For instructions on how to use this plugin please refer to this readme.

Building the project

Building the project on your local machine might be a little tricky. To make the installation of all the dependencies a bit easier, we provide a docker file with all the necessary steps.

Make sure you have docker installed and then just run the run_devel.sh script in the project's dir. It will build the container and then run it and mount the plugin folder. From there you can just run:

python setup.py develop

To build the wheel we use the manylinux2014 dockerfile supplied by manywheels.

To build the wheels, run docker image centos7.Dockerfile and execute the plugin/build_wheels.sh script which will execute python setup.py bdist_wheel for each python version.
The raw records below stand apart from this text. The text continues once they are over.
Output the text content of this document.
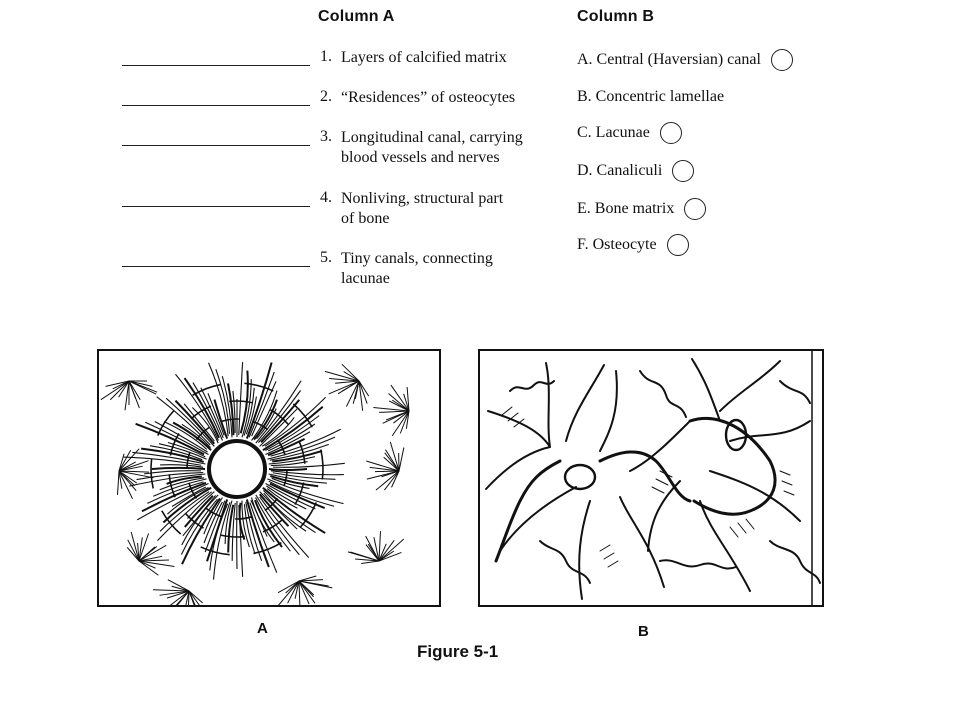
Column A	Column B
1. Layers of calcified matrix
2. “Residences” of osteocytes
3. Longitudinal canal, carrying
blood vessels and nerves
4. Nonliving, structural part
of bone
5. Tiny canals, connecting
lacunae
A. Central (Haversian) canal
B. Concentric lamellae
C. Lacunae
D. Canaliculi
E. Bone matrix
F. Osteocyte
A	B
Figure 5-1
Note on linking dependencies

This library has a link dependency on the PyTorch library. An easy way of distributing it would be to link PyTorch statically. This, however, creates a problem because PyTorch python module would load its own copy of the same library, yielding two copies loaded simultaneously, which leads to problems.

Therefore, we cannot link the PyTorch library statically. A natural approach would be to use auditwheel, which would include all dynamic libraries in the wheel, but it doesn't work because it would also include PyTorch leading to the same problem - loading the library twice.
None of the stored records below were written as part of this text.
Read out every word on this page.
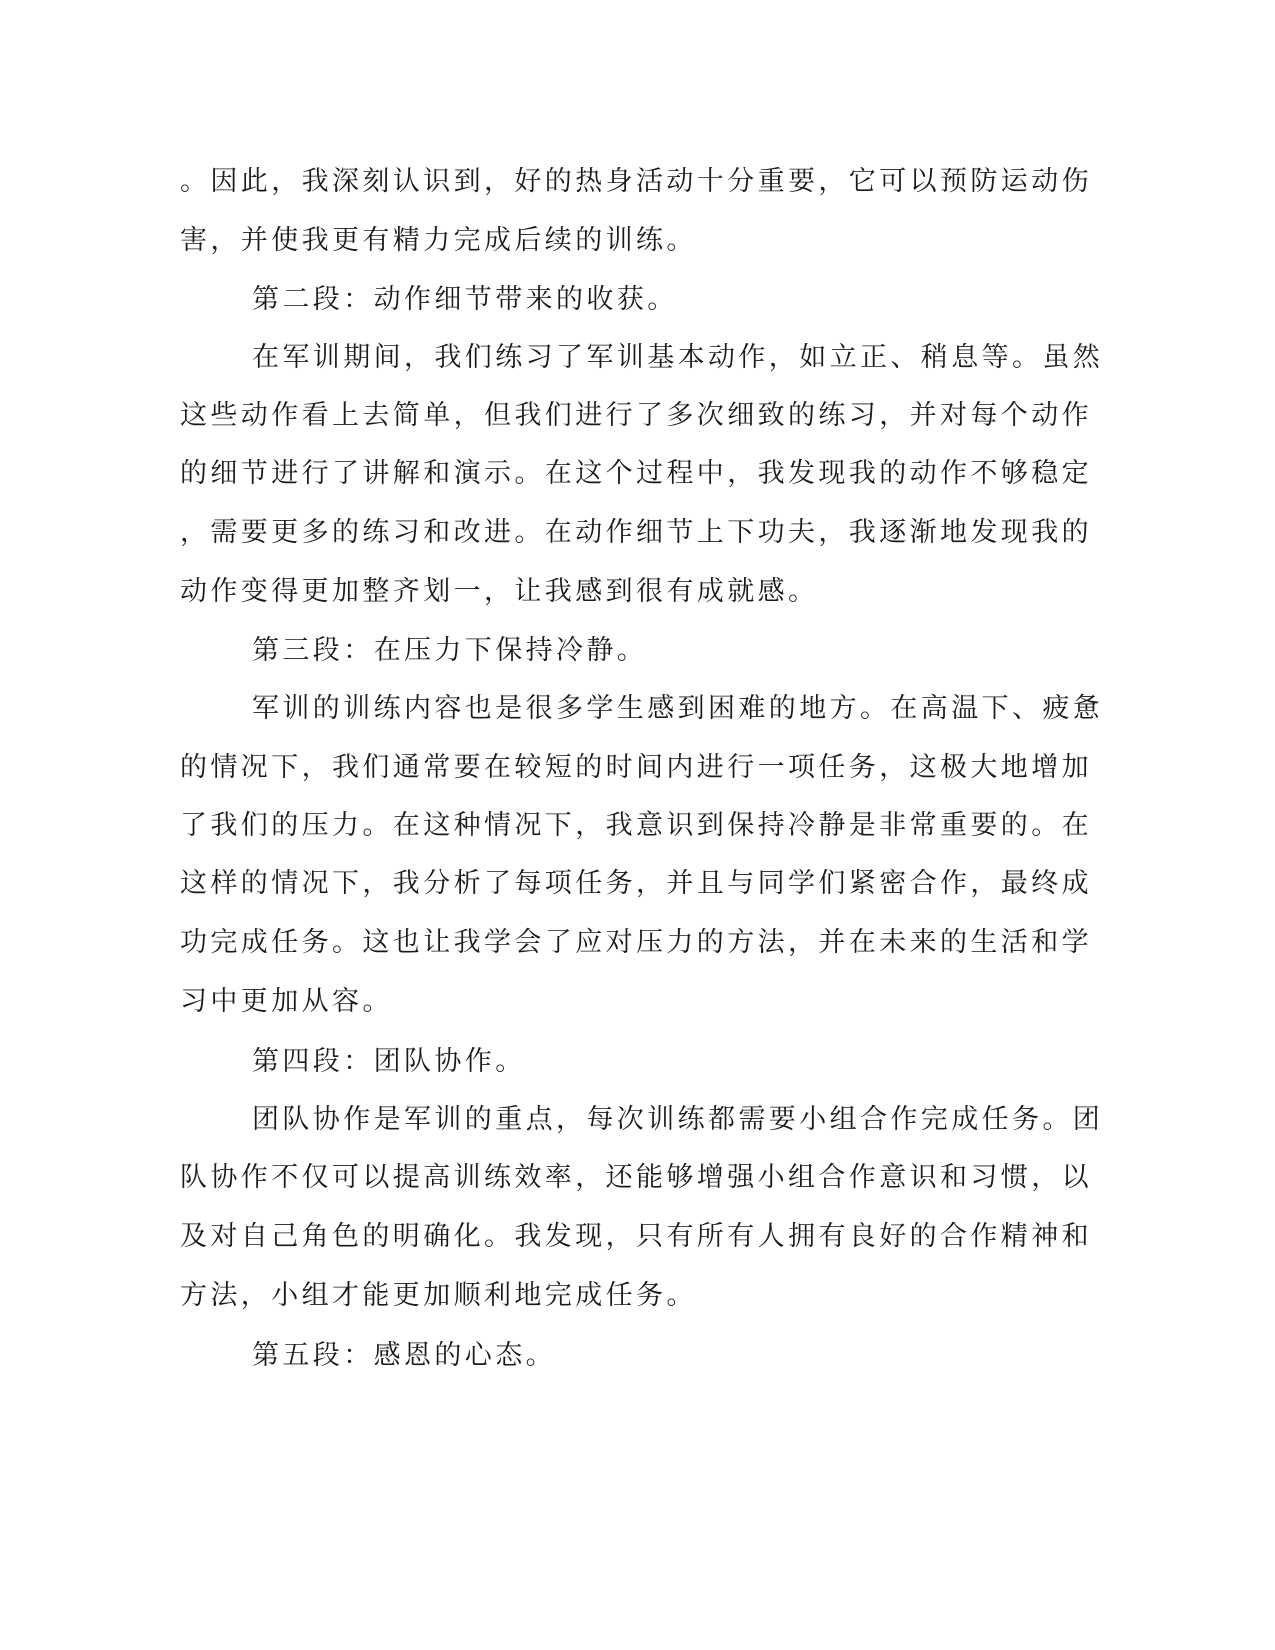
。因此，我深刻认识到，好的热身活动十分重要，它可以预防运动伤
害，并使我更有精力完成后续的训练。
第二段：动作细节带来的收获。
在军训期间，我们练习了军训基本动作，如立正、稍息等。虽然
这些动作看上去简单，但我们进行了多次细致的练习，并对每个动作
的细节进行了讲解和演示。在这个过程中，我发现我的动作不够稳定
，需要更多的练习和改进。在动作细节上下功夫，我逐渐地发现我的
动作变得更加整齐划一，让我感到很有成就感。
第三段：在压力下保持冷静。
军训的训练内容也是很多学生感到困难的地方。在高温下、疲惫
的情况下，我们通常要在较短的时间内进行一项任务，这极大地增加
了我们的压力。在这种情况下，我意识到保持冷静是非常重要的。在
这样的情况下，我分析了每项任务，并且与同学们紧密合作，最终成
功完成任务。这也让我学会了应对压力的方法，并在未来的生活和学
习中更加从容。
第四段：团队协作。
团队协作是军训的重点，每次训练都需要小组合作完成任务。团
队协作不仅可以提高训练效率，还能够增强小组合作意识和习惯，以
及对自己角色的明确化。我发现，只有所有人拥有良好的合作精神和
方法，小组才能更加顺利地完成任务。
第五段：感恩的心态。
The proper solution is to rely on the PyTorch wheel to contain the relevant library and its dependencies. This library has some dependencies, too, which means that they need to be included in the wheel. Unfortunately, auditwheel cannot be used for reasons already described (and there is no way to instruct auditwheel to not include PyTorch libraries and their dependencies), so we need to manually include the relevant libraries, which is what we do in setup.py.

Note on glibc++ ABI

When C++11 was introduced, libstdc++ maintainers had to rewrite parts of the library. In order not to break binary compatibility with previously compiled programs, they decided that the C++11-conformant library implementation will be in an inline namespace (__cxx11), which means that symbols for that implementation are different (contain the __cxx11 namespace name in them). They also allowed the users to change this behavior (i.e. break binary compatibility but link against symbols without __cxx11 substring in them) if they set the flag _GLIBCXX_USE_CXX11_ABI to 0. Ubuntu (and Fedora) compile libraries with this definition set to 1. PyTorch, however, is compiled with it set to 0, which means that our C++ Bigtable plugin and all its dependencies have to be compiled that way too.
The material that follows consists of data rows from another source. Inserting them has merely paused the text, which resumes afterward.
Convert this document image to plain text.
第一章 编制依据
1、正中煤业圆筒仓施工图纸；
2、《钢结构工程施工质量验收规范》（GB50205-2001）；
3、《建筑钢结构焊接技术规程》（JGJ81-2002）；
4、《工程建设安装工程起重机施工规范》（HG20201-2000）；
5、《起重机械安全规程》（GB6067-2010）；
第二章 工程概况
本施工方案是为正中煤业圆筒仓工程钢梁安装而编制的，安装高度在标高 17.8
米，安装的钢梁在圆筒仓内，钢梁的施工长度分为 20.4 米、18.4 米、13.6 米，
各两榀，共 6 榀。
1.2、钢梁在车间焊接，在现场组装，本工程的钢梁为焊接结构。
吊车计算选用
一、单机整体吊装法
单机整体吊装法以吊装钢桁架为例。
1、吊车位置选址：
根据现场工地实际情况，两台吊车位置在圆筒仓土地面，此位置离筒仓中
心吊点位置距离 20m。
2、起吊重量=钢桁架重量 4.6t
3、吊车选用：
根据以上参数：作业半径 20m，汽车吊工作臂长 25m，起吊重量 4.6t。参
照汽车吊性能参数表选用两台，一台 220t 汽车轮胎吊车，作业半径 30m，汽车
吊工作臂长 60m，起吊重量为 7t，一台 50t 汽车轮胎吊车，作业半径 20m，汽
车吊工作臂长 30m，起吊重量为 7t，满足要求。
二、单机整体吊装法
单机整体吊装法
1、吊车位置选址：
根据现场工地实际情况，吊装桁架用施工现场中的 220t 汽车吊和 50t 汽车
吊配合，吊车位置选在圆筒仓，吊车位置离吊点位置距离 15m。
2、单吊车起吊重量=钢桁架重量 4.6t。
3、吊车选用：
In order to make it easy for the users, we compile the plugin and its dependecies statically. This is especially helpful given the _GLIBCXX_USE_CXX11_ABI incompatibility. However, the end result is a library loaded by python, so we need to compile the code as position independent (hence CMAKE_POSITION_INDEPENDENT_CODE is set to ON).

Releases

The releases are maintained in the following way: Every major release gets its own branch and then all smaller releases get their own tags. To publish the release, first the Publish workflow is run, compiling the wheels, uploading them to pypi and saving them as workflow artifacts. Then, these wheels are also described and attached to the release note on github.